Eventually Brownlow led us from a set made up to look like a medieval monastery (where the actor threatened one of our group with death if he spoke again without being invited to do so – he wasn’t joking either; I could see in his eyes that he meant it) into a set that was made up to look like an Iceni/Roman battlefield where our group was welcomed by a very enthusiastic actor, who seemed genuinely delighted to see us. I surmised it was his first day on the job.

ENTHUSIASTIC ACTOR: (Welcoming smile, arms outstretched, dressed in Celtic battle garb) “Welcome everybody, welcome to the world of fierce Queen Boudicca, who dares to challenge the might of the Roman Empire. Where is Brownlow?

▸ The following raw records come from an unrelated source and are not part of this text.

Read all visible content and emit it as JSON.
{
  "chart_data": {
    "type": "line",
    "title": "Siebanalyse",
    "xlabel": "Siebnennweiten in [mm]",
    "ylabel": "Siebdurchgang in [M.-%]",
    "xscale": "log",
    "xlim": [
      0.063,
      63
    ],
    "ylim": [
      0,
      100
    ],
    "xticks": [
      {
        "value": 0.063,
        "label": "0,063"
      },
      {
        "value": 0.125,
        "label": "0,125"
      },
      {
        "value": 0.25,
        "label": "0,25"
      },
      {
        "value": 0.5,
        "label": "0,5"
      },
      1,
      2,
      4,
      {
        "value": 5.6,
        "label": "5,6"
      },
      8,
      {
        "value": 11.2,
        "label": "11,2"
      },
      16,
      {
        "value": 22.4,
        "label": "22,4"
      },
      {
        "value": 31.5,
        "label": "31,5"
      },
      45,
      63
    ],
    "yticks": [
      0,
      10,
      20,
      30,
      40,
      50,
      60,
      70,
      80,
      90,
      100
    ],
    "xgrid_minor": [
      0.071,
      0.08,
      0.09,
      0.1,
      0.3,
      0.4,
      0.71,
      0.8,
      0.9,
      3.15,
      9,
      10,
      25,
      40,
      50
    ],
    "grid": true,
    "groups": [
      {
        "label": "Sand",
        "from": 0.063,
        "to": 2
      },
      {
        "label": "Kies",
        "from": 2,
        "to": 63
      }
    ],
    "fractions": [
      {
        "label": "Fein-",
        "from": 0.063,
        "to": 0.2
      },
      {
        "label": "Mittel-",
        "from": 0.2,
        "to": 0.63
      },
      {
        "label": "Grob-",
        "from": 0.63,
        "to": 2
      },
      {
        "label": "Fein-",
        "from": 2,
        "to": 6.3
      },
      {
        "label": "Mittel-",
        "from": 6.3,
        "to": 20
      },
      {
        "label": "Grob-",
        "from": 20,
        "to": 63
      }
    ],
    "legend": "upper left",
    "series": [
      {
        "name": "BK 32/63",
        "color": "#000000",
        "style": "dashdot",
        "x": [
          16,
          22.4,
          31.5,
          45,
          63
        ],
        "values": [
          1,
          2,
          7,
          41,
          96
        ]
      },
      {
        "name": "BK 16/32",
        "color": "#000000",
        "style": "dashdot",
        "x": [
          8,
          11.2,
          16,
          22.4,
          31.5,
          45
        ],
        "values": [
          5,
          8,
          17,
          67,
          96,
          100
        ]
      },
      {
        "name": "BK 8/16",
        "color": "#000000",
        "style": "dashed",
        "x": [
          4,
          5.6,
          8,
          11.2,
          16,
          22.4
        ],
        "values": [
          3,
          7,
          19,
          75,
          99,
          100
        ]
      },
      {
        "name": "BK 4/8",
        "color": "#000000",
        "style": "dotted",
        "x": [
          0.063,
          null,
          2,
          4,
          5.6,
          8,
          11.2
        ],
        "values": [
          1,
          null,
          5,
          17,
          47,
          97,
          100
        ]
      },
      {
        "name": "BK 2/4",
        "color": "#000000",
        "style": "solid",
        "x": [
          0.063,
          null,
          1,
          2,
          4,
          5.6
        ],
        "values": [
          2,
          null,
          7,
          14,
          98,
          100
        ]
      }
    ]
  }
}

ADAM: (Standing next to me at the front of the group because he was accustomed to being singled out and having to make his way to the front) “Yeah, that’s me.”

ENTHUSIASTIC ACTOR: “Well come on up here sir, your services are needed.” (Gestures encouragingly)

ADAM: (Takes a couple of steps forward where E.A. places his hands on his shoulders and spins him around to face the group)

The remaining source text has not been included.